The use of $x_\varepsilon (t) = x(t) + \varepsilon (t)$ and $x_\varepsilon (t) = x(t) + \varepsilon \eta (t)$ in proving Hamilton's principle

Question

The following Wikipedia page uses $x_\varepsilon (t) = x(t) + \varepsilon (t)$ in the proof.

https://en.wikipedia.org/wiki/Hamilton%27s_principle#Mathematical_formulation

But in my mechanics book (by David Morin), the author uses something similar to $x_\varepsilon (t) = x(t) + \varepsilon \eta (t), \ \varepsilon \in \mathbb{R}$.

Since the proof using the concept of $\delta \mathcal S$ is written on the Wikipedia page I won't go through that.

Consider the following partial derivative of the action functional (whichever epsilon it is).

$$\frac{\partial \mathcal S}{\partial \varepsilon} = \int_{t_1}^{t_2} \frac{\partial \mathscr L}{\partial \varepsilon} \ dt = \int_{t_1}^{t_2} \frac{\partial \mathscr L}{\partial x_\varepsilon}\frac{\partial x_\varepsilon}{\partial \varepsilon} + \frac{\partial \mathscr L}{\partial x'_\varepsilon}\frac{\partial x'_\varepsilon}{\partial \varepsilon} \ dt $$

Note that I used the notation $x'$ to indicate the time derivative.

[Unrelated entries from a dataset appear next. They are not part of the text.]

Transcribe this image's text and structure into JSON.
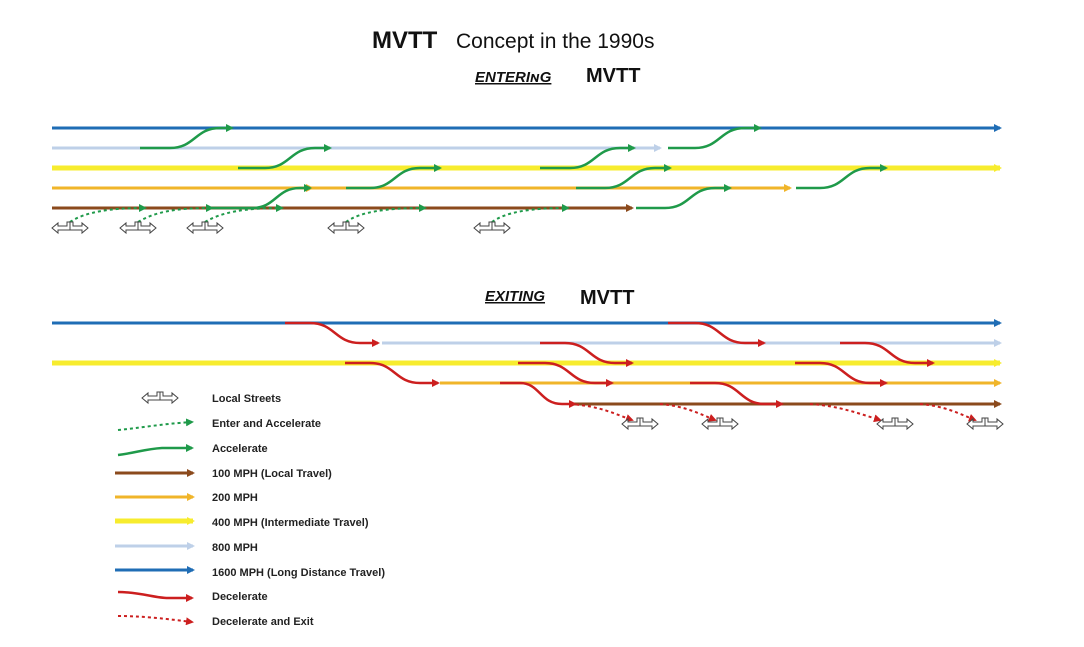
{
  "title": {
    "main": "MVTT",
    "sub": "Concept in the 1990s"
  },
  "sections": {
    "entering": {
      "emphasis": "ENTERIɴG",
      "label": "MVTT"
    },
    "exiting": {
      "emphasis": "EXITING",
      "label": "MVTT"
    }
  },
  "colors": {
    "brown": "#8B4A1C",
    "orange": "#F0B52A",
    "yellow": "#F7EC2E",
    "lightblue": "#BED0E8",
    "blue": "#1F6DB5",
    "green": "#1F9A4A",
    "red": "#CC1F1F"
  },
  "legend": [
    {
      "key": "local-streets",
      "label": "Local Streets"
    },
    {
      "key": "enter-accelerate",
      "label": "Enter and Accelerate"
    },
    {
      "key": "accelerate",
      "label": "Accelerate"
    },
    {
      "key": "lane-100",
      "label": "100 MPH (Local Travel)"
    },
    {
      "key": "lane-200",
      "label": "200 MPH"
    },
    {
      "key": "lane-400",
      "label": "400 MPH (Intermediate Travel)"
    },
    {
      "key": "lane-800",
      "label": "800 MPH"
    },
    {
      "key": "lane-1600",
      "label": "1600 MPH (Long Distance Travel)"
    },
    {
      "key": "decelerate",
      "label": "Decelerate"
    },
    {
      "key": "decelerate-exit",
      "label": "Decelerate and Exit"
    }
  ]
}
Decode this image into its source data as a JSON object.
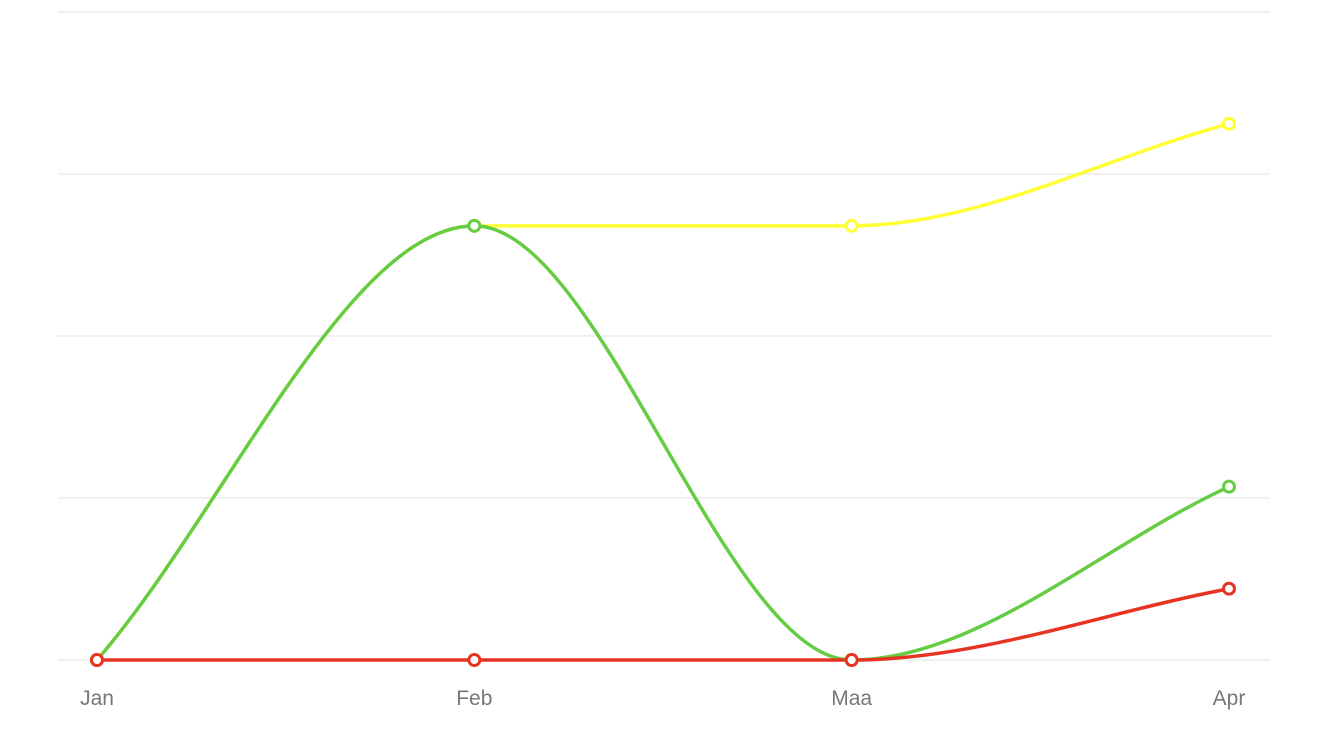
{
  "chart_data": {
    "type": "line",
    "categories": [
      "Jan",
      "Feb",
      "Maa",
      "Apr"
    ],
    "series": [
      {
        "color": "#ffff33",
        "values": [
          0,
          2.68,
          2.68,
          3.31
        ]
      },
      {
        "color": "#66cc44",
        "values": [
          0,
          2.68,
          0,
          1.07
        ]
      },
      {
        "color": "#e63322",
        "values": [
          0,
          0,
          0,
          0.44
        ]
      }
    ],
    "ylim": [
      0,
      4
    ],
    "gridline_values": [
      0,
      1,
      2,
      3,
      4
    ],
    "grid": true,
    "smooth": true,
    "legend": "none"
  }
}
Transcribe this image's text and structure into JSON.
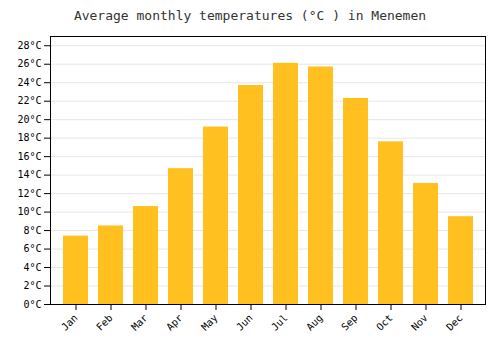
{
  "chart_data": {
    "type": "bar",
    "title": "Average monthly temperatures (°C ) in Menemen",
    "categories": [
      "Jan",
      "Feb",
      "Mar",
      "Apr",
      "May",
      "Jun",
      "Jul",
      "Aug",
      "Sep",
      "Oct",
      "Nov",
      "Dec"
    ],
    "values": [
      7.4,
      8.5,
      10.6,
      14.7,
      19.2,
      23.7,
      26.1,
      25.7,
      22.3,
      17.6,
      13.1,
      9.5
    ],
    "color": "#FFC020",
    "ylim": [
      0,
      29
    ],
    "yticks": [
      {
        "value": 0,
        "label": "0°C"
      },
      {
        "value": 2,
        "label": "2°C"
      },
      {
        "value": 4,
        "label": "4°C"
      },
      {
        "value": 6,
        "label": "6°C"
      },
      {
        "value": 8,
        "label": "8°C"
      },
      {
        "value": 10,
        "label": "10°C"
      },
      {
        "value": 12,
        "label": "12°C"
      },
      {
        "value": 14,
        "label": "14°C"
      },
      {
        "value": 16,
        "label": "16°C"
      },
      {
        "value": 18,
        "label": "18°C"
      },
      {
        "value": 20,
        "label": "20°C"
      },
      {
        "value": 22,
        "label": "22°C"
      },
      {
        "value": 24,
        "label": "24°C"
      },
      {
        "value": 26,
        "label": "26°C"
      },
      {
        "value": 28,
        "label": "28°C"
      }
    ],
    "grid": true
  }
}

If I put $x_\varepsilon (t) = x(t) + \varepsilon \eta (t)$ here then it works and I get the Euler-Lagrange equation.

But if I substitute $x_\varepsilon (t) = x(t) + \varepsilon (t)$ into the integral, I obtain

$$ \frac{\partial x_\varepsilon}{\partial \varepsilon} = 1 $$ and $$ \frac{\partial x'_\varepsilon}{\partial \varepsilon} = \frac{\partial \varepsilon '}{\partial \varepsilon} = 0$$

which lead to an absurd result.

Why?

Answer 1

Recall that we are looking for a function $x(t)$, such that first order changes in it will induce second order changes in $S[x(t)]$. These changes in $x(t)$ can be expressed in two different ways, as you have identified:

1. $$x_{\epsilon}(t) = x(t) + \epsilon \eta(t)$$ where $\epsilon$ tracks the "smallness" and $\eta(t)$ is any (suitable) arbitrary function. In this set-up, we seek a condition on $x(t)$ such that $\delta S = 0 + \mathcal{O}(\epsilon^2)$ for all $\eta(t)$.

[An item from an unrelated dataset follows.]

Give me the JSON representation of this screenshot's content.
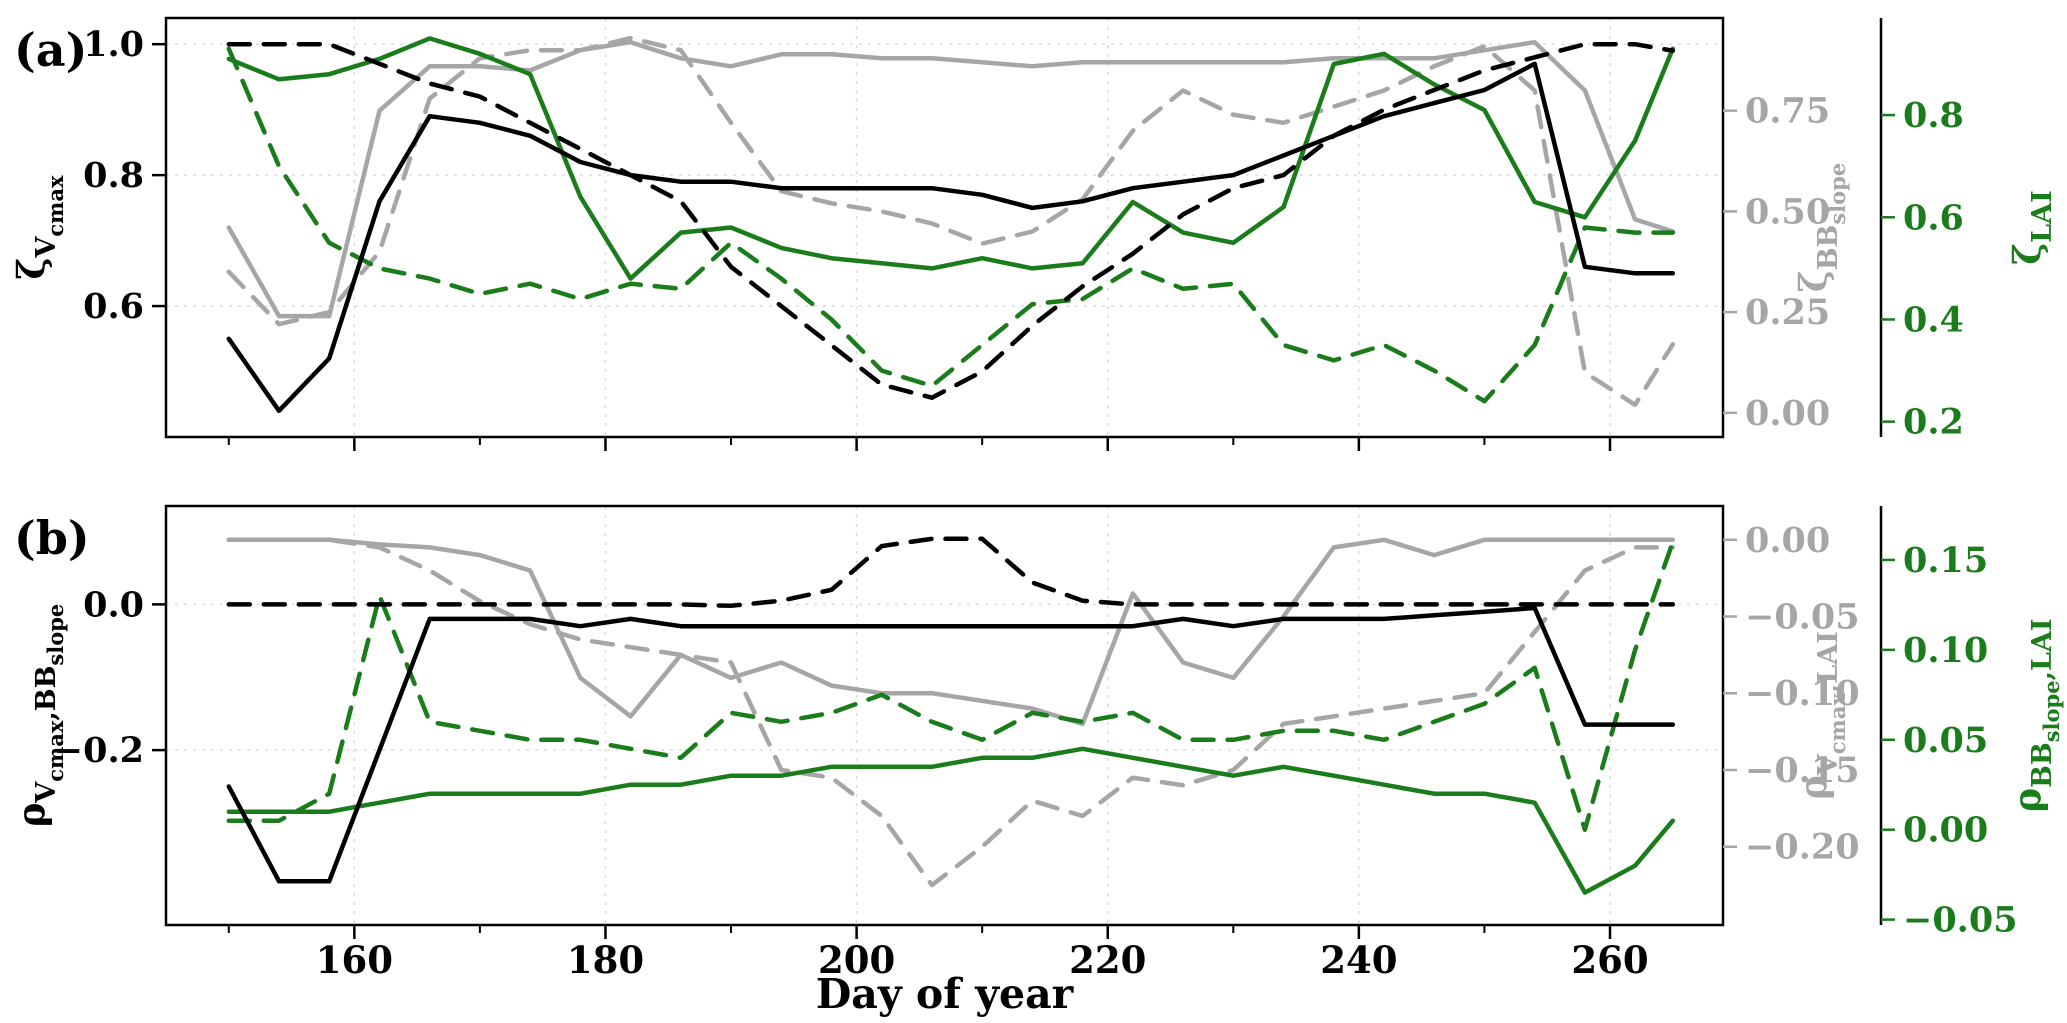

2. $$x_{\epsilon}(t) = x(t) + \epsilon(t)$$ where now $\epsilon(t)$ is any suitable arbitrary function and is used to track the "smallness" (i.e. the size of the variation of $x'(t)$ from $x(t)$). Here we also seek a condition on $x(t)$ such that $\delta S = 0 + \mathcal{O}(\epsilon^2)$ but the "for all $\eta$" is incorporated into the nature of $\epsilon$.

Viewing $S$ as a function of $\epsilon$ for the purpose of variation, $S(\epsilon) = S(0) + \frac{\mathrm{d}S}{\mathrm{d}\epsilon}\bigr|_{\epsilon = 0} \epsilon + \mathcal{O}(\epsilon^2)$ implies that we require $\frac{\mathrm{d}S}{\mathrm{d}\epsilon}\bigr|_{\epsilon = 0} = 0$.

1. $$S(\epsilon) = S(0) + \int \mathrm{d}t \left(\frac{\partial L}{\partial x} \eta + \frac{\partial L}{\partial x'} \eta' \right) \epsilon + \mathcal{O}(\epsilon^2)$$. Therefore, we require:

$$ \frac{\mathrm{d}S}{\mathrm{d}\epsilon} = \int \mathrm{d}t \left(\frac{\partial L}{\partial x} \eta + \frac{\partial L}{\partial x'} \eta' \right) = 0$$ as in Morin's derivation.

2. $$S(\epsilon) = S(0) + \int \mathrm{d}t \left(\frac{\partial L}{\partial x} \epsilon + \frac{\partial L}{\partial x'} \epsilon' \right) + \mathcal{O}(\epsilon^2)$$

Like before, we also require the integrand in the second term to vanish, but in its current form, $\frac{\mathrm{d}S}{\mathrm{d}\epsilon}$ doesn't naturally drop out like in case 1, since we have an $\epsilon'$. However, using integration by parts (like we would need to in case 1) will reduce this integrand to a term proportional to $\epsilon$ again, so like in case 1, we'll find that $\frac{\mathrm{d}S}{\mathrm{d}\epsilon}\bigr|_{\epsilon = 0} = 0$ gives us the Euler-Lagrange equations.

Side Note:

I'm not quite sure here how to justify why I've written $\mathcal{O}(\epsilon^2)$ over $\mathcal{O}(\epsilon^2, \epsilon^{'2})$ - i.e. I've made the assumption that terms of order $\epsilon'$ are of order $\epsilon$.